Why Anti-Globalists?--Updated!The subject comes up in this
interesting article:
And then we get to the inevitable question-and-answer session. The most awkward and difficult question comes from a young lady: “If it seems so obvious to everyone that globalisation is a force for the good, why is there so much opposition to it in rich as well as poor countries?” This remains a puzzle. The protestors in Hong Kong, the disrupters in Seattle, their fellow marchers elsewhere, claim to talk on behalf of the poor.
Yet without free trade, the foundation of globalisation, China’s poor would have remained poor and India would have easily acquired sub-Saharan status. The overwhelming beneficiaries of free trade are poor people. This is not in dispute. And yet there seems to be some persistent fear, some inchoate anxiety that will not go away. Not all the shrill anti-globalisation types are loonies. What exactly is their concern?
Rajiv Dubey from the audience may have got it right. There is a lobby in rich countries that pretends to be pro-poor, but in fact is elitist. They are cosy and comfortable. Wal-Mart, seen as an egregious symbol of globalisation, upsets their refined upper class sensitivities. That Wal-Mart may be enriching poor Chinese and making erstwhile luxuries affordable to poor Americans is dismissed with all the disdain that privileged intellectuals can summon!

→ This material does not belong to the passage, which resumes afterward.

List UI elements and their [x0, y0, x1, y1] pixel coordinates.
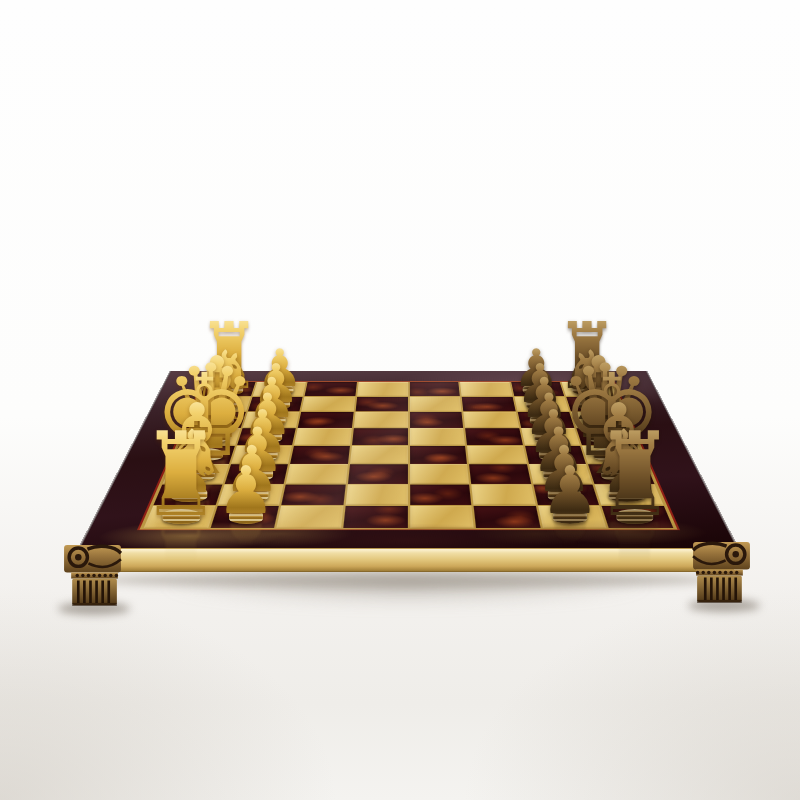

What is puzzling is why the intellectual “poshocracy” of poor countries going along with this anti-globalisation posture knowing full well that opting out of world trade flows would remove the slim hope that we will dig ourselves out of poverty in our lifetimes. Clearly, this has something to do not with absolute improvements in economies, but with relative shares of the pie. It is the basic law of capitalism that a pot-bellied pan-chewing businessman who wears safari suits and who is in the “import-export” business will on average take more risk and on average will make a lot more money than a PhD in multi-cultural anthropology from JNU. And this is from the perspective of the left-wing intellectual both unpalatable and unjust.
The intellectuals of communist China don’t seem to have a problem with this. It is only the leftist elites of the West and their counterparts in India who seem to feel this way!In the US and other modern economies the problem with globalization is the implication for socialism. Socialism for the American Left always stops at the Rio Grande, because it is easier to convince people they should believe in a system that would redistribute the wealth of America to working class Americans. The minute you extend that system elsewhere, it become apparent to the working class that some of their wealth will be redistributed to the poor of other countries.

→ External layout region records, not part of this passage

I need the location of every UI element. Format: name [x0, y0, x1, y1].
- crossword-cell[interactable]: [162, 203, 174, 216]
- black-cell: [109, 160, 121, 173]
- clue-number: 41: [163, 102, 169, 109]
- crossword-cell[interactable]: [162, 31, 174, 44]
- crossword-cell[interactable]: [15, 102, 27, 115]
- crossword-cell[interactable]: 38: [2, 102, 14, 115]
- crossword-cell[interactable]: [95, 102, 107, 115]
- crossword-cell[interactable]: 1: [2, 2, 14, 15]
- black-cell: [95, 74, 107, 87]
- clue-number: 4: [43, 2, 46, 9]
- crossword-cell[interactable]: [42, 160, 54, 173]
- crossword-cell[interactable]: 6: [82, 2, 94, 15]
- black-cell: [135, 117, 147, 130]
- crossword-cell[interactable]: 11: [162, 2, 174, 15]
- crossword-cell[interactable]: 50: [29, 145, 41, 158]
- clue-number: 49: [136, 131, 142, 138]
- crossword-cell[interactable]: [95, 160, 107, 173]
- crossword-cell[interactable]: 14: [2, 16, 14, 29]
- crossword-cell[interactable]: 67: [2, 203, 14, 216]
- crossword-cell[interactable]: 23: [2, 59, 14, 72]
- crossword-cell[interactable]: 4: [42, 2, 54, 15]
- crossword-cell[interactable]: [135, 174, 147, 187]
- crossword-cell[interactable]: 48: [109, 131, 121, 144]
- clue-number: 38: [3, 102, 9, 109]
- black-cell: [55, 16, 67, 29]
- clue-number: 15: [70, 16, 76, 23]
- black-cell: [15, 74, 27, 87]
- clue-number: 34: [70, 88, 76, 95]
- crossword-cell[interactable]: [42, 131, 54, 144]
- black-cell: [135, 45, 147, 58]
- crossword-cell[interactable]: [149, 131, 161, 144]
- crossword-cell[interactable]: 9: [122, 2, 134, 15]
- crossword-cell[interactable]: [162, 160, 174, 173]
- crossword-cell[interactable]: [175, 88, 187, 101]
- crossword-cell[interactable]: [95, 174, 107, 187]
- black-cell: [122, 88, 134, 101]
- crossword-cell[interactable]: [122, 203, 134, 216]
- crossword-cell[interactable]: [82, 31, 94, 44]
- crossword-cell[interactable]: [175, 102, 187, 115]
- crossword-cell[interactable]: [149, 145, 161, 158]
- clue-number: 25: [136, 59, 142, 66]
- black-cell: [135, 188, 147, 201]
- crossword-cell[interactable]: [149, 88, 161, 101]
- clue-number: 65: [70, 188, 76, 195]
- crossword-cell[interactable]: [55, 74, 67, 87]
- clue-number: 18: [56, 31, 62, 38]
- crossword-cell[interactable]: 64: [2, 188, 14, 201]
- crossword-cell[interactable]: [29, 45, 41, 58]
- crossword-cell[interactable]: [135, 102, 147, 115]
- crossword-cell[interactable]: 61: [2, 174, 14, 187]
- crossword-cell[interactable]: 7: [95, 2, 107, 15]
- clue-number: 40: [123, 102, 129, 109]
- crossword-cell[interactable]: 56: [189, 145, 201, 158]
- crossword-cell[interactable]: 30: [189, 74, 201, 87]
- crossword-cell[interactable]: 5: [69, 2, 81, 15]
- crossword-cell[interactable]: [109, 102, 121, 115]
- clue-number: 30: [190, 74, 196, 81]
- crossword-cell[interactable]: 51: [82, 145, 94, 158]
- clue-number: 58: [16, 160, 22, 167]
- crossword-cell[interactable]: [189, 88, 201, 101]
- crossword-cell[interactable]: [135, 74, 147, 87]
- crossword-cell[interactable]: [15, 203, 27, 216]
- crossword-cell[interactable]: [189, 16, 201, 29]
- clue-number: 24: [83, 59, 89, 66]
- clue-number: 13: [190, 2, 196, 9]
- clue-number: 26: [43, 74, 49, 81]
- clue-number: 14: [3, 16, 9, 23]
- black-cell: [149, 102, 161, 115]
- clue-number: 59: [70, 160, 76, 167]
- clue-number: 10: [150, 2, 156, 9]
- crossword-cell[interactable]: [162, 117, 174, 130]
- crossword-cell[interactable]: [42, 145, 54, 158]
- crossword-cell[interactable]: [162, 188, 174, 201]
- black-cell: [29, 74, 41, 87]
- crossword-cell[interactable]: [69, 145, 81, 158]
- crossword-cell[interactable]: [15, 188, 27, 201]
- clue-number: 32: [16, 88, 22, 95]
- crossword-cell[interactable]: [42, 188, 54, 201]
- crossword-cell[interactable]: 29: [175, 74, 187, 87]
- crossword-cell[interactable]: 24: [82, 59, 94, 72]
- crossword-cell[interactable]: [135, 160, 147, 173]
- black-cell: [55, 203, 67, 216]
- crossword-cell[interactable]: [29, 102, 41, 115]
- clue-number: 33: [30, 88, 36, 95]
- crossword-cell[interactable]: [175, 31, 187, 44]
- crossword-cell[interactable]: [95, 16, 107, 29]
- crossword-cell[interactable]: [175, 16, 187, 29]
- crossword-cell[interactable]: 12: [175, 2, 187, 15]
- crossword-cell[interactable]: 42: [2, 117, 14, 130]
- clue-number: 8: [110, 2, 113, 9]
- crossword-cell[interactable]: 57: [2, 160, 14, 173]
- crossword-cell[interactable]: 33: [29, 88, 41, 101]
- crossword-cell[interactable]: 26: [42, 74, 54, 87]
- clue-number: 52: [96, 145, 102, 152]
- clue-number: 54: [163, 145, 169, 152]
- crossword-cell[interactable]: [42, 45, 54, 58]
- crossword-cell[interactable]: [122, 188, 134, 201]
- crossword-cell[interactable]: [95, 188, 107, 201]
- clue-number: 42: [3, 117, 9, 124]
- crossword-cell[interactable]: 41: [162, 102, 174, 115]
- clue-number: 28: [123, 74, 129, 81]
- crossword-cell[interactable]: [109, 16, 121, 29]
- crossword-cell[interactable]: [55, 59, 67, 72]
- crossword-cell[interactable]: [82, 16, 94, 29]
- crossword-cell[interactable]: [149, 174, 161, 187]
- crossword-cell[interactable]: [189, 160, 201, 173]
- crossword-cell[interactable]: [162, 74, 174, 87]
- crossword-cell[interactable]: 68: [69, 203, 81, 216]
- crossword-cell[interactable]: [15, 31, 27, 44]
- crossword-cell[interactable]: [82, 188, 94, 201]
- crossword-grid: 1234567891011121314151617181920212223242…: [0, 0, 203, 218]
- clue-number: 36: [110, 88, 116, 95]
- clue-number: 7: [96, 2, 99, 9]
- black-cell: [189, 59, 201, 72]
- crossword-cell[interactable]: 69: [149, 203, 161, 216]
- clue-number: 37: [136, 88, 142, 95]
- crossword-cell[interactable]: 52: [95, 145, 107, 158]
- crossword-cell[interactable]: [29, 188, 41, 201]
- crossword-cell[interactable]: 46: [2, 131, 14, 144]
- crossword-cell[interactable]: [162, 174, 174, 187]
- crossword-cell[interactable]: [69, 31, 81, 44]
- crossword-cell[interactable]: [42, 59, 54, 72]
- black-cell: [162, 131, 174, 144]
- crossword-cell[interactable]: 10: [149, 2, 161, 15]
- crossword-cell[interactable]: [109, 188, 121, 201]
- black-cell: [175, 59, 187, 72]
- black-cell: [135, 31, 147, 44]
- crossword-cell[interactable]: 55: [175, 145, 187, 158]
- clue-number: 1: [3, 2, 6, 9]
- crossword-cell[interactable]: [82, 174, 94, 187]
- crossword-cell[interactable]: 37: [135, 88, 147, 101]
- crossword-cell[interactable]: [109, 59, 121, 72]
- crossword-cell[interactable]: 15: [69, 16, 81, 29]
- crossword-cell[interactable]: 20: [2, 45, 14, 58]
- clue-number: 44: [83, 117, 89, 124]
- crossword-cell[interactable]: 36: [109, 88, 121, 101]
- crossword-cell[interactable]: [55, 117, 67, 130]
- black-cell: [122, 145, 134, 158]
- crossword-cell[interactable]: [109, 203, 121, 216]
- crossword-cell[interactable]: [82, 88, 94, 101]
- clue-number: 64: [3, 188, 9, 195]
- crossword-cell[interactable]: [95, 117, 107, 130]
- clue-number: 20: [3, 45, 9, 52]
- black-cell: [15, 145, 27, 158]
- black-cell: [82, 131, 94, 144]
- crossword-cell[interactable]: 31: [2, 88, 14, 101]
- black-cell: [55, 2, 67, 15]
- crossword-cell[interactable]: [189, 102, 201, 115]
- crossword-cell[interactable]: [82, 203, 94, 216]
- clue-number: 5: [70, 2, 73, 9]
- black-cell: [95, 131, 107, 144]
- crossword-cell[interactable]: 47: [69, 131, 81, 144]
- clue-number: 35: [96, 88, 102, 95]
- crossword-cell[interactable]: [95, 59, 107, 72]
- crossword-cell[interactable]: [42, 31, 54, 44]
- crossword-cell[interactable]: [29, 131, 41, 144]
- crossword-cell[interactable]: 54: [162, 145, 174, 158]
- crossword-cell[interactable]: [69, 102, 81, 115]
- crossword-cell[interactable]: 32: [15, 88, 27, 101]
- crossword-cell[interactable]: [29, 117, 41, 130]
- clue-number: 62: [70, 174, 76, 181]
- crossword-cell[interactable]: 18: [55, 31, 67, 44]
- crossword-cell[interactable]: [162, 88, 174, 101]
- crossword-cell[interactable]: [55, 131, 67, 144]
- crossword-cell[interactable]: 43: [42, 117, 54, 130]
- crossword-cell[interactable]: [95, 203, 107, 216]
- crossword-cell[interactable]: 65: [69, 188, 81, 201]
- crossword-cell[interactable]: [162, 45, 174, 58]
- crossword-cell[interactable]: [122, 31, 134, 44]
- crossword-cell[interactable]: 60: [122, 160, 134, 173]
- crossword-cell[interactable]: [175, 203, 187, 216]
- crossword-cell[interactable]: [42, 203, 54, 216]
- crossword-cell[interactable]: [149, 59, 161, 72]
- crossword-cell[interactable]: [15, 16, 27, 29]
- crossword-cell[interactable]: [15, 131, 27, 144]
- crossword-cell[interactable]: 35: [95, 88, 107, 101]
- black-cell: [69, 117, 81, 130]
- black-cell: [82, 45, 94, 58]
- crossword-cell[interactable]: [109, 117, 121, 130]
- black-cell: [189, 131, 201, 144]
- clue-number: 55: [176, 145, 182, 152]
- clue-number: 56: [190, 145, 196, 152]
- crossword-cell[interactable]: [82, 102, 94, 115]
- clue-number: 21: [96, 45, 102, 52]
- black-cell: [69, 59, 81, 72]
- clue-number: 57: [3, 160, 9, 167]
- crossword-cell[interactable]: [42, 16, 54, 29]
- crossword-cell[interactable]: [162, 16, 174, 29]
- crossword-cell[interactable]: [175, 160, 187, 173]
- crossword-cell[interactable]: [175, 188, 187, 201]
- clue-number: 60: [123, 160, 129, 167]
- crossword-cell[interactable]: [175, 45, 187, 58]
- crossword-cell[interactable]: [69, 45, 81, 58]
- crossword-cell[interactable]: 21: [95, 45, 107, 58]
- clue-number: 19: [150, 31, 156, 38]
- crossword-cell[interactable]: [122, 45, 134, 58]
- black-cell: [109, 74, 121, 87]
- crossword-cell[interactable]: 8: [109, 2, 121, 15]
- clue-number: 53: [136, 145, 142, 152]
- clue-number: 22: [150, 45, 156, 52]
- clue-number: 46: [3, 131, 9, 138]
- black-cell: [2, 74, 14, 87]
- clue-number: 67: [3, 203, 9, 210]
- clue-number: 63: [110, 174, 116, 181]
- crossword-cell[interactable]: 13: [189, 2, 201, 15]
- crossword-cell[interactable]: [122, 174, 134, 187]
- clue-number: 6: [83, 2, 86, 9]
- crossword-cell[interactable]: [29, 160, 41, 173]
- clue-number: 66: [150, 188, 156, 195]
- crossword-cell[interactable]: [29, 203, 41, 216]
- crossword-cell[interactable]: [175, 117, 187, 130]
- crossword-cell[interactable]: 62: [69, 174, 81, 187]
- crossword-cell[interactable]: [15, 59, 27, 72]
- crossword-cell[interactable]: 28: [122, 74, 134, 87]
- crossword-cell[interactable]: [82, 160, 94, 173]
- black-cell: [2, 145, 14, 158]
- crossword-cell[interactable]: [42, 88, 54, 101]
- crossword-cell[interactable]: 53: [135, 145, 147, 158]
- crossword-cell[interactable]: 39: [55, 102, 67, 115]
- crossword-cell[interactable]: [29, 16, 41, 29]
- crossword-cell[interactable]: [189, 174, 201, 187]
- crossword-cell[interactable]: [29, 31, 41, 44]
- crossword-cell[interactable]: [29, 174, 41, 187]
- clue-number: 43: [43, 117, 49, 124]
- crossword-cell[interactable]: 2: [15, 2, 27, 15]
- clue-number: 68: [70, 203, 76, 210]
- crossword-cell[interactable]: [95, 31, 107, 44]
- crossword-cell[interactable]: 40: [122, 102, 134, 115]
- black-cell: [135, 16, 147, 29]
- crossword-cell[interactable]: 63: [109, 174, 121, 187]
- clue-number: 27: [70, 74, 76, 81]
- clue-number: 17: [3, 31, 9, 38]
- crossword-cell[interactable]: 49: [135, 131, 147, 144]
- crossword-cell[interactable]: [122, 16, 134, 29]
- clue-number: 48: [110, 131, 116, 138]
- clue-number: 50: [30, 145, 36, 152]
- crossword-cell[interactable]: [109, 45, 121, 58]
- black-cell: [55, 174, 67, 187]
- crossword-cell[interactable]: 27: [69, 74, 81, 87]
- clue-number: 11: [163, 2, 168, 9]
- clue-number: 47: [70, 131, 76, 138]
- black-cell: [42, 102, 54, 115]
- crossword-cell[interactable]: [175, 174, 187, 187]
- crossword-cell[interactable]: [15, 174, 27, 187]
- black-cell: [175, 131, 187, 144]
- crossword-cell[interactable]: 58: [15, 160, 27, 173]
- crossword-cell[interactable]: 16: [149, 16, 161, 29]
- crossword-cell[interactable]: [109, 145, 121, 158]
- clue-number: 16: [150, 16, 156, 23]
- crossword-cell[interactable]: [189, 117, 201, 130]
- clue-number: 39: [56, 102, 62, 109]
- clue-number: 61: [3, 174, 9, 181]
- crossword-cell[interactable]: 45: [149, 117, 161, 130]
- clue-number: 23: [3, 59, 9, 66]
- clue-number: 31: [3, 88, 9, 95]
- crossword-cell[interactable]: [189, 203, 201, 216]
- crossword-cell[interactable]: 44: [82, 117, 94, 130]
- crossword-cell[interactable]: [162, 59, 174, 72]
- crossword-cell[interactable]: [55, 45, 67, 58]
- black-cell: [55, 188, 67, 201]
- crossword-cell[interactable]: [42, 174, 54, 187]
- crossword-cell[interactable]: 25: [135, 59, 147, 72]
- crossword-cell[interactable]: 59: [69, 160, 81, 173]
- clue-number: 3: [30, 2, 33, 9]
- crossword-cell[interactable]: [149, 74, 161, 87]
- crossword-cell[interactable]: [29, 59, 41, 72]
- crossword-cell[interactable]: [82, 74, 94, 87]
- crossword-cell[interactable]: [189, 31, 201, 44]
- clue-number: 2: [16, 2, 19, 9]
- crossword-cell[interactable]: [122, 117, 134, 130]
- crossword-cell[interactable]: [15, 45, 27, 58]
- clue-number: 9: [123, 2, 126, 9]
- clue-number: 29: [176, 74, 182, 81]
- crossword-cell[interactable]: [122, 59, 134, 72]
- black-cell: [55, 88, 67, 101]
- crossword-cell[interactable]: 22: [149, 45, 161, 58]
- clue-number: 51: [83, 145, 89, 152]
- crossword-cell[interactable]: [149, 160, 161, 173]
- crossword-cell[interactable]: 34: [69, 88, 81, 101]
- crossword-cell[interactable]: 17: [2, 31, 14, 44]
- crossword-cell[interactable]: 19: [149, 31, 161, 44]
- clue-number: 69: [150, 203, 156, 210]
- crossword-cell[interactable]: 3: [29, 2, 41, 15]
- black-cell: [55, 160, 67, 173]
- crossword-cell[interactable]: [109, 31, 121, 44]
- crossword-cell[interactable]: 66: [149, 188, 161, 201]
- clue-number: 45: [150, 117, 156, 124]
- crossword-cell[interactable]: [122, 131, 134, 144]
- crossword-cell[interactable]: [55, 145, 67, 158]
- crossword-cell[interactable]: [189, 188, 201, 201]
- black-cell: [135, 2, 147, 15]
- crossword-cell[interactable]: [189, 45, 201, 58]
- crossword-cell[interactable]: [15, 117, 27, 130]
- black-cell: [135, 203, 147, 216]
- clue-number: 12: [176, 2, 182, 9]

Update: The antiglobalization nuts rioted
in Hong Kong today.
Hundreds of protesters broke through police lines and came close to storming into the WTO's meeting today, but security forces scattered the crowd with tear gas in central Hong Kong.
It was the worst street violence the city has experienced in decades, and police quickly locked the doors to the convention center, where trade ministers from around the world were in the final hours of a six-day negotiation.Apparently most of the protestors are from South Korea, and many of them are described as farmers.